I earned a master’s degree in lead­ership management from Liberty Uni­versity, allowing me to more closely connect my faith and my work.

That day in 2015, when I walked into the Maine State Prison as warden, I brought with me a vision of prisons as doing more than simply warehousing inmates. We started referring to the men entrust­ed to us as residents. I talked to many who had a childhood like mine, which reinforced how blessed I was that God had a plan for that little boy who sat on the lap of an inmate Santa Claus one Christmas.

I kept a framed copy of that photo in my office to remind me how all my experiences had prepared me for this work and given me real empathy for each man now under my care. I want­ed to see the whole person, not just the bad things he’d done. What if we addressed the issues that had led him to get in trouble with the law? Doesn’t everyone deserve a chance to do bet­ter? Isn’t Jesus’ message one of atone­ment and redemption?

In addition to investing in mental health and substance abuse programs, we started vegetable gardens, with 3,000 pepper plants and 4,000 to­mato plants that first year. More than 60 residents became certified master gardeners. Our composting program saved more than $100,000 in trash disposal. Another 60 residents got certified as beekeepers, building their own hives in the prison woodshop.

And as I did at the county jail, I cre­ated a separate pod for veterans. They trained puppies to become service dogs for other vets through America’s VetDogs and for adults and children with disabilities through Little Angels Service Dogs.

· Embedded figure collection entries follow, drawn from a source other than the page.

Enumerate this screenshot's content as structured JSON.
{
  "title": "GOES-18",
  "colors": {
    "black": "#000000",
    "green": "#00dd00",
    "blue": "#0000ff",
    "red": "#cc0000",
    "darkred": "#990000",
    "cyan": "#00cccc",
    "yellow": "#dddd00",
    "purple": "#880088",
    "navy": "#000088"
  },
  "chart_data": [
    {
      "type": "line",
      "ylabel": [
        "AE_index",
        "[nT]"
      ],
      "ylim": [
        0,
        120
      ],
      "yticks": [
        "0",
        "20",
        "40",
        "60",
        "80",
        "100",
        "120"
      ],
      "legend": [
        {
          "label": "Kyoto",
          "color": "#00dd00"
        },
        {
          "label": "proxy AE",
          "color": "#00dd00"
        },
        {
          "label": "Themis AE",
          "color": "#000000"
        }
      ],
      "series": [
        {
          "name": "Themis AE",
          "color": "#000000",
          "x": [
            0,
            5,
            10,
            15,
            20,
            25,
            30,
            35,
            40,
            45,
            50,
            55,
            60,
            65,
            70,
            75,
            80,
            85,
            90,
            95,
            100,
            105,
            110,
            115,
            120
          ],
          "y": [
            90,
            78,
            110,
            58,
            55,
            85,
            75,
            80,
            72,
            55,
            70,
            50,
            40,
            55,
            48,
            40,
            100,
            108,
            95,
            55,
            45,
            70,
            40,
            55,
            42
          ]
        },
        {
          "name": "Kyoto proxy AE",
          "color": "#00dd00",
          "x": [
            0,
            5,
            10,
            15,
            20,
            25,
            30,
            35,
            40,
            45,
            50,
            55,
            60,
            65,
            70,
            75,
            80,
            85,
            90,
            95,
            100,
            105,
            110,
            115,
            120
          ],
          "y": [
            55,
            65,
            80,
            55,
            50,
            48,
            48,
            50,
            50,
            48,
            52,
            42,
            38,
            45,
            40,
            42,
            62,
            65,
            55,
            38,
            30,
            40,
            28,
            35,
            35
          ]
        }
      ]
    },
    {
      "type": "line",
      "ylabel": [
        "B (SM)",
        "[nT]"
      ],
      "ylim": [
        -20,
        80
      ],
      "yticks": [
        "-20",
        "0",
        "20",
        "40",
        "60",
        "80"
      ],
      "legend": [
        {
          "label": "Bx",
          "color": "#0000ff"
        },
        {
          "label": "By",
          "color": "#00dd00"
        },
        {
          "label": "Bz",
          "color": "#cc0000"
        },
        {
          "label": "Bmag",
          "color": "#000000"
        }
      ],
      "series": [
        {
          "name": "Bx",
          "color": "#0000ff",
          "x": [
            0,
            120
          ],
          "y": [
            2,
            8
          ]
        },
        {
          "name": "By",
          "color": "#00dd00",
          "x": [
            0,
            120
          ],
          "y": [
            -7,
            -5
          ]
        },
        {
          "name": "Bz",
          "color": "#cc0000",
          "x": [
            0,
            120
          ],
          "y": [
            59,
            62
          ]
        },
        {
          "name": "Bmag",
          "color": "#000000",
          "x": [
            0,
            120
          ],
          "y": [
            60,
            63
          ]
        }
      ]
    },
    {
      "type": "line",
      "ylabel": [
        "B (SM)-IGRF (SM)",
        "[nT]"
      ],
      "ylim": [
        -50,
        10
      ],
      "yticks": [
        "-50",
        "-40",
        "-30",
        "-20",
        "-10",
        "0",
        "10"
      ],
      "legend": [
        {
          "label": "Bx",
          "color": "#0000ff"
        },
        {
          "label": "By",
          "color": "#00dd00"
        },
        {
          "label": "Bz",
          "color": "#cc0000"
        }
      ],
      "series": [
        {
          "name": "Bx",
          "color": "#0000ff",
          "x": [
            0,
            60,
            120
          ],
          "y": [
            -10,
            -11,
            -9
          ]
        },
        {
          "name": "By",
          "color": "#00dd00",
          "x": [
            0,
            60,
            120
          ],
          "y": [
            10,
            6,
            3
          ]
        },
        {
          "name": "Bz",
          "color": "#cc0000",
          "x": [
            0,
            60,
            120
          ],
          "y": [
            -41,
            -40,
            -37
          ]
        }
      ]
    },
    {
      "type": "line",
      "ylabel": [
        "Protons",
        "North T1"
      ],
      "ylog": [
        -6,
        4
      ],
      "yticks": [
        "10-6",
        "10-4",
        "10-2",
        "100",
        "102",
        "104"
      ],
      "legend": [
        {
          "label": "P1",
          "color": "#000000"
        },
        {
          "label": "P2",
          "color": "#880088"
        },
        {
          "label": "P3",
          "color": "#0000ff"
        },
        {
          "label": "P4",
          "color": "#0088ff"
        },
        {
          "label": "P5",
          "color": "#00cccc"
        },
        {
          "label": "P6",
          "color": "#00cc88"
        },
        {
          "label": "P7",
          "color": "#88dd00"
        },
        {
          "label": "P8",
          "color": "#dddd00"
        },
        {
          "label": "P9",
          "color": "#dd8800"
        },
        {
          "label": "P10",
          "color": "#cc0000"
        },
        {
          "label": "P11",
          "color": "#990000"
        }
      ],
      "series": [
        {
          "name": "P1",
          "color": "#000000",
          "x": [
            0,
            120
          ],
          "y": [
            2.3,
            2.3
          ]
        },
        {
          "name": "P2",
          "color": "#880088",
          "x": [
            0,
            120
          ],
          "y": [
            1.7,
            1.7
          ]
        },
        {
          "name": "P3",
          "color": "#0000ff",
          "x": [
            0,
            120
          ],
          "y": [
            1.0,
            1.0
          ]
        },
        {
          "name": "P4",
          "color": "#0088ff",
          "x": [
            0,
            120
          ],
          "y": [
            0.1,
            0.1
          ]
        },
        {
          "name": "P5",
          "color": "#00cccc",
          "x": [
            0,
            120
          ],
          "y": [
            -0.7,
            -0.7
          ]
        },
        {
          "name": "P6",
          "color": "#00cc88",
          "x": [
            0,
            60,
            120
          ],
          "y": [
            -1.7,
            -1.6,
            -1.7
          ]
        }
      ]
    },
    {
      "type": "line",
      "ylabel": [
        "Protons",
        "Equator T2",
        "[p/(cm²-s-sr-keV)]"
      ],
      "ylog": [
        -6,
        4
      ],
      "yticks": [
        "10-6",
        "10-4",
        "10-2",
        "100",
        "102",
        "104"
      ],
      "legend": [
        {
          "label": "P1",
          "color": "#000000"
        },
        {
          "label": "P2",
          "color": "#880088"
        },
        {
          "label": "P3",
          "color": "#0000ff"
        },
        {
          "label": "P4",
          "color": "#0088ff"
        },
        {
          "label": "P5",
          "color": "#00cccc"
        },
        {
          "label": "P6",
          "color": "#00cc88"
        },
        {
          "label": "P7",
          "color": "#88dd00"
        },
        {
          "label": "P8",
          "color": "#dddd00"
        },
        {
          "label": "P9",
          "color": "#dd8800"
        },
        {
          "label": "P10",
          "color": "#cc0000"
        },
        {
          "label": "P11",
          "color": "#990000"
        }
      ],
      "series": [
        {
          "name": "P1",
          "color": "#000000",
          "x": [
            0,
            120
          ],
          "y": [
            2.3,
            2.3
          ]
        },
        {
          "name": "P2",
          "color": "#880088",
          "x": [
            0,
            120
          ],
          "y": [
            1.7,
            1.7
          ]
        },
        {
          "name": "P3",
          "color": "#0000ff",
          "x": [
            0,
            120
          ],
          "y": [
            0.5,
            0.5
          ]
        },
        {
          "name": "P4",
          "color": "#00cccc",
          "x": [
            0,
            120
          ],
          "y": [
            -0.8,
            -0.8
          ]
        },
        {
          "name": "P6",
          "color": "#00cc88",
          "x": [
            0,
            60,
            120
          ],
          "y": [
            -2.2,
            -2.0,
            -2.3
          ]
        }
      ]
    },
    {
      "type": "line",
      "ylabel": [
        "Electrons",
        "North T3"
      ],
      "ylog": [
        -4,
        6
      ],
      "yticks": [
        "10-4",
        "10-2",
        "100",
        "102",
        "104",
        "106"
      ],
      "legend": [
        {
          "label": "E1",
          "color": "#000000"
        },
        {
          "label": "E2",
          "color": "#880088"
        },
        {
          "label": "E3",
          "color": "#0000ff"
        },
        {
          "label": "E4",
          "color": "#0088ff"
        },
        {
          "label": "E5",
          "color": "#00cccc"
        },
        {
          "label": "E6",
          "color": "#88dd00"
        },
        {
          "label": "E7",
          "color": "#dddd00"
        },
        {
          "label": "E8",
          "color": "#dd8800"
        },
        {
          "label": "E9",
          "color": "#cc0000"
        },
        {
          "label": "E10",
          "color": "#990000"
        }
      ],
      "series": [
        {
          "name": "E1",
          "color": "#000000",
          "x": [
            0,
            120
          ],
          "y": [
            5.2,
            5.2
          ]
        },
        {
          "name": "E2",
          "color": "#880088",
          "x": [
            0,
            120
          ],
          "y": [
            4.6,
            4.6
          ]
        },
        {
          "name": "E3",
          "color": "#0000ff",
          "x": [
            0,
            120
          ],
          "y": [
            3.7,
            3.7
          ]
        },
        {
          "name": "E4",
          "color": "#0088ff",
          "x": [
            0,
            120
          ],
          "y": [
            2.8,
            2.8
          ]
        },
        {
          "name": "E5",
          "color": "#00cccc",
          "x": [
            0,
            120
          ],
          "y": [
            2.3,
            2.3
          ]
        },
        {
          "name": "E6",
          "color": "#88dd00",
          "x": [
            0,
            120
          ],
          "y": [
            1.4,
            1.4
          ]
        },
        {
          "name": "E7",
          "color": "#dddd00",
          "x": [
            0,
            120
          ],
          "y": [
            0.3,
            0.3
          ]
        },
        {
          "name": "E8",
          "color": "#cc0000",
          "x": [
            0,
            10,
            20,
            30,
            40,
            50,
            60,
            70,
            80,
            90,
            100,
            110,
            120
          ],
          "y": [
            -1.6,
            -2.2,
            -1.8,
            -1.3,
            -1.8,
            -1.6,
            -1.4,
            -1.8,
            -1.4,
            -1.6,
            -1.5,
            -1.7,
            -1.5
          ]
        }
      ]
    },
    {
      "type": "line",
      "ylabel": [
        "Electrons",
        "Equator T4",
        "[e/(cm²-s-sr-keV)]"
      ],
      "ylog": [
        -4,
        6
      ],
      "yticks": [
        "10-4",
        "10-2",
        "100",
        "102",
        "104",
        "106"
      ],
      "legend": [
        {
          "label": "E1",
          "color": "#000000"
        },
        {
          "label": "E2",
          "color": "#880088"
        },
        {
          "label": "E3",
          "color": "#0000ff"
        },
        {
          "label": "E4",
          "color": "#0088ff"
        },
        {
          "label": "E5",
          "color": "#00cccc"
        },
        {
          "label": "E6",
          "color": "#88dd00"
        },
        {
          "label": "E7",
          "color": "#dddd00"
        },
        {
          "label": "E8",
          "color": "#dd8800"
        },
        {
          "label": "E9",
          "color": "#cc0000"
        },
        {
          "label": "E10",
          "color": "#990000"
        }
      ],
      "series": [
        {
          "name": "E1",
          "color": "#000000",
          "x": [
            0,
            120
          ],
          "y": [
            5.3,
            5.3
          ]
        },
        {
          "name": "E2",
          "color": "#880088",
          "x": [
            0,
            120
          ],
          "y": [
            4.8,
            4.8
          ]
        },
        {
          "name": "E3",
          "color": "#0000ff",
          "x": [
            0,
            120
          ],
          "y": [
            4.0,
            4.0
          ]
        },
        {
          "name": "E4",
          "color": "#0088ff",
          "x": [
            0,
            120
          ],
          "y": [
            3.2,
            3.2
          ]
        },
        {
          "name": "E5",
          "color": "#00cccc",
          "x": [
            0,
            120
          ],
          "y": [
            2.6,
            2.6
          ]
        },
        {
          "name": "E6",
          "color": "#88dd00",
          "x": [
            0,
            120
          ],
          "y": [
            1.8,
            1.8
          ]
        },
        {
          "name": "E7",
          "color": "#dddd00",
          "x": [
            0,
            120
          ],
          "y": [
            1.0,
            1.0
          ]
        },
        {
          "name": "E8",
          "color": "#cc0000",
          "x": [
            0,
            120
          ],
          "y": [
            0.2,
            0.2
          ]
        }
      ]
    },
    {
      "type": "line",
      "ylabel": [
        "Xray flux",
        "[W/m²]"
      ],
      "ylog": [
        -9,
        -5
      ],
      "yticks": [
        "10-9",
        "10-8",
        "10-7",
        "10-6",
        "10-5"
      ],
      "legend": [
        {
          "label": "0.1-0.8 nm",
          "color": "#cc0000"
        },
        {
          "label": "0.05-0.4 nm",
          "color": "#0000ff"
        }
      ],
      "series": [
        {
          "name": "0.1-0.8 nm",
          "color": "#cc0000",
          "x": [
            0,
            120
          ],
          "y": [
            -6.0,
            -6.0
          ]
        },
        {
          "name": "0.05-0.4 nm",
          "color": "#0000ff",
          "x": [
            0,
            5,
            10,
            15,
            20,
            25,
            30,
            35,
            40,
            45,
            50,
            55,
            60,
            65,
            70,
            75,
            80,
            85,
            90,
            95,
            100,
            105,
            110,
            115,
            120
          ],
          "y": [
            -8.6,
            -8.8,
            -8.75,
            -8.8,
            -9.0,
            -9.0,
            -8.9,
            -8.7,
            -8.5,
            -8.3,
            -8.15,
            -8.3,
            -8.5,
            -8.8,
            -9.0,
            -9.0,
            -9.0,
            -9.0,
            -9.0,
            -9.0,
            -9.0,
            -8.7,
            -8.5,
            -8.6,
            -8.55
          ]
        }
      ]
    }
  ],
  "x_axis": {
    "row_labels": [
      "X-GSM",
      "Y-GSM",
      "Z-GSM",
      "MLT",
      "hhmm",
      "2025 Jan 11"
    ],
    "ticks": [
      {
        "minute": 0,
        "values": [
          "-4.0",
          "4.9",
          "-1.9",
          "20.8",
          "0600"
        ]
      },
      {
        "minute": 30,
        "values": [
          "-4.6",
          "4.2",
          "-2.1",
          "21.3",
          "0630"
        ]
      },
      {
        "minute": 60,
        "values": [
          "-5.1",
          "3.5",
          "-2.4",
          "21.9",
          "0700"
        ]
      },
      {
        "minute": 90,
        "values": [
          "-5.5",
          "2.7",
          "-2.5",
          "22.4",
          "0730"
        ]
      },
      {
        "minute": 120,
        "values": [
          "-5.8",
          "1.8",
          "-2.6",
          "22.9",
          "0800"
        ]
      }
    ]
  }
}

We gave these men not only a sense of purpose in prison but also job skills they have used to build new lives for themselves on the outside.

Today I’m commissioner of the Maine department of corrections. It’s a humbling position for a boy who grew up visiting his father in the state prison. I still pray to God for guidance. For forgiveness. A chance to redeem myself when I fall short. It’s what we all deserve.